I want them to look back and smell the dough bake in the oven.
I want them to hear the phantom sizzle of sausage cooking on the stove.
I want them to see the labor of love pressed into every biscuit. 






As I stand here and reenact the dance of love my dad rehearsed for me time and time again, I can hear him in the back of my memory.


I grin from ear to ear as I pull out the cinnamon and sugar to make the famous "left-over dough" cinnamon bun. This was, without a doubt, my most anticipated moment. 

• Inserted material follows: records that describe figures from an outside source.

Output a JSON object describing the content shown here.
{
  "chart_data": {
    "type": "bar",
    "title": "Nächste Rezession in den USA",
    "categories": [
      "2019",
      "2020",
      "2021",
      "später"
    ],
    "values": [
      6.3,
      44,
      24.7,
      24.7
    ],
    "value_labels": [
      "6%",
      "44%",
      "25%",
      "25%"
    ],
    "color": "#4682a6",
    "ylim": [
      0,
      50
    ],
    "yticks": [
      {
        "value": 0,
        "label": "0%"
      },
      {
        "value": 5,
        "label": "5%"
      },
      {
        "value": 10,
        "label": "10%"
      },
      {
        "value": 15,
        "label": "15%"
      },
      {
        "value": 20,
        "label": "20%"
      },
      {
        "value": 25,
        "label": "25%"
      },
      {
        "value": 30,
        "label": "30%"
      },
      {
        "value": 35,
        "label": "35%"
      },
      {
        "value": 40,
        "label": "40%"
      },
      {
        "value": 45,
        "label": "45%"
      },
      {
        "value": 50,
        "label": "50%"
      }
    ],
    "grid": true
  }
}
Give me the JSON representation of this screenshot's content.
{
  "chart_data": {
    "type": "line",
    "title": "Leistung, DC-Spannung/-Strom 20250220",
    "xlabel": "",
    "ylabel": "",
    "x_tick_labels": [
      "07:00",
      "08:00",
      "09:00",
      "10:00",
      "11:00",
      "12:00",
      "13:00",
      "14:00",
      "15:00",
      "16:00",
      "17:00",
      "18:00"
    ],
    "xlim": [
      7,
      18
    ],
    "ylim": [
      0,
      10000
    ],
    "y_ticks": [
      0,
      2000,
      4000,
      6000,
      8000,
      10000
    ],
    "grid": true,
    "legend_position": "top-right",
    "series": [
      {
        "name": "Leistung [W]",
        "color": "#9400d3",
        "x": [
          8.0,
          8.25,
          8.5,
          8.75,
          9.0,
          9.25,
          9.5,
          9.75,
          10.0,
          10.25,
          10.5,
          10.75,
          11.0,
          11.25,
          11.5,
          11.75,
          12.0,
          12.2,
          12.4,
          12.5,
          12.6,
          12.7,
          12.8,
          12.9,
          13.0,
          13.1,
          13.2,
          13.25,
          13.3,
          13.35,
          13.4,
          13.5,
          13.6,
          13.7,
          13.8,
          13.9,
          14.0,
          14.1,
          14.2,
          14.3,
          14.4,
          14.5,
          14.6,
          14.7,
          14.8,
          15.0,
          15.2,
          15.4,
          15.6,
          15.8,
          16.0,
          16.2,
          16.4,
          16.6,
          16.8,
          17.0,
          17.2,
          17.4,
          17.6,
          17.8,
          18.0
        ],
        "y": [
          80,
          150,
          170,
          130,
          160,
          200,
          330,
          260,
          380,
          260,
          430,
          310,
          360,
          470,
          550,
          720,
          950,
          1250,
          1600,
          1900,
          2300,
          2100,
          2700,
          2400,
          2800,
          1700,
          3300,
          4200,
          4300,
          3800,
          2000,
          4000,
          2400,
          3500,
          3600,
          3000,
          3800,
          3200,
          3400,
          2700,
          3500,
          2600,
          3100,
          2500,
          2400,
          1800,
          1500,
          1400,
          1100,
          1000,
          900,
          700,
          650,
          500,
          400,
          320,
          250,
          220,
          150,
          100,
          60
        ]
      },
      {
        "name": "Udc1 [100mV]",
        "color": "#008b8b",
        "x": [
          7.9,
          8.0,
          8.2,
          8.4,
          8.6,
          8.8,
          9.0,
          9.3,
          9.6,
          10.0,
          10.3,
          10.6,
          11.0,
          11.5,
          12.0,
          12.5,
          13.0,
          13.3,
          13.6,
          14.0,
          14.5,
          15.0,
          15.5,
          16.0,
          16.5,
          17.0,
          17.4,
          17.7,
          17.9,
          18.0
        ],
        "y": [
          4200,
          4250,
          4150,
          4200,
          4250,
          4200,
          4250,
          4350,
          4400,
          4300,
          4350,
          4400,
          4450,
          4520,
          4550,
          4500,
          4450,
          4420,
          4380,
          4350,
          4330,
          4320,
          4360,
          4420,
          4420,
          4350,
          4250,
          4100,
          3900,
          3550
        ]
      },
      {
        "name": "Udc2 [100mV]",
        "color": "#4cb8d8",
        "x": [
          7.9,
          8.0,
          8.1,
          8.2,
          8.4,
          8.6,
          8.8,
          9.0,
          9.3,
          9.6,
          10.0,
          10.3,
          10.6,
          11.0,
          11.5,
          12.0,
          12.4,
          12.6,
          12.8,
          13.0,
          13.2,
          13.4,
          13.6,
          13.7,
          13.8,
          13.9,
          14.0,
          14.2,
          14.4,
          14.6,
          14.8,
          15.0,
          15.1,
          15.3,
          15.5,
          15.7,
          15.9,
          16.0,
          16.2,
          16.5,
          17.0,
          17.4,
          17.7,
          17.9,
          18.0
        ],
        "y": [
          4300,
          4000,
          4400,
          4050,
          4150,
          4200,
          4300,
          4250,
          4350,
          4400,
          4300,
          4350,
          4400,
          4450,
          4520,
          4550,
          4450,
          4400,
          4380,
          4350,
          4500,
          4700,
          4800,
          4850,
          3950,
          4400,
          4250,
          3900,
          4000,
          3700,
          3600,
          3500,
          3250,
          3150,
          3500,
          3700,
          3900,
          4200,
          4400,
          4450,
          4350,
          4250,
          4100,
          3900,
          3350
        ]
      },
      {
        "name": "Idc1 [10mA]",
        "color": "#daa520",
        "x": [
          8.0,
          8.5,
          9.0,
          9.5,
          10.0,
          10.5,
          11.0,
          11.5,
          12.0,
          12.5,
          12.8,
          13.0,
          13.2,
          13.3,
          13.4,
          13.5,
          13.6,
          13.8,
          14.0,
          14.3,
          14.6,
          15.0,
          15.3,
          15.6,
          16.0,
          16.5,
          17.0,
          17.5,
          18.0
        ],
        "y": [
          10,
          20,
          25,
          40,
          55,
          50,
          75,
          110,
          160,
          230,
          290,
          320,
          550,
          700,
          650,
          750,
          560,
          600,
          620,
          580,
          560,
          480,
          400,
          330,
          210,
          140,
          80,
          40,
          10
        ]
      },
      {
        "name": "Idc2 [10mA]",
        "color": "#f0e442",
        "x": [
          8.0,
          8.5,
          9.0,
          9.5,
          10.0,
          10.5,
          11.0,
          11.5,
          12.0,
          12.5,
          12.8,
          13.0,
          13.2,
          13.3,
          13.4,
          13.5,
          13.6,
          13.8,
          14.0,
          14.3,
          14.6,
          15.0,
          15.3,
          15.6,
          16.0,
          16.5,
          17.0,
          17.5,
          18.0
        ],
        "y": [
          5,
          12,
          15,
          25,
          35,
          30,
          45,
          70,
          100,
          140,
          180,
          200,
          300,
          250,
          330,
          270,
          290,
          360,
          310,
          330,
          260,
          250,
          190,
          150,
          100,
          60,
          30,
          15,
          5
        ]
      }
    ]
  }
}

I giggle when I take out the fork to continuously stir and wreck the bottom of my pan. I remember the stirring was endless. As a kid I would sit and wonder why you would ever have to stir gravy for that long. But now I see that every second counts in the perfect gravy consistency. 









There was never a recipe.

I remember when I got married I asked my dad for the recipe and he simply told me that it was all about the feel. That his Granny made her perfect biscuits and gravy just be knowing the look and touch of the dough. 
I find this so beautiful and intimate. 
This type of family dynamic seems to be lost. 

So while there is no real "family" recipe to share, I have one of my own I will share that I plan to pass down. The gravy however, will not have a recipe. I have no measurements for this. Like my dad and his granny, I now know how to make our family gravy by sight and touch. And I want to keep this. I plan to teach this to my kids and pray they do the same with theirs. 




















So enjoy these biscuits. Grab your kids, grandkids, cousins, or friends, and laugh and smile around a messy flour coated kitchen. Make memories that last. Love someone by filling their stomach.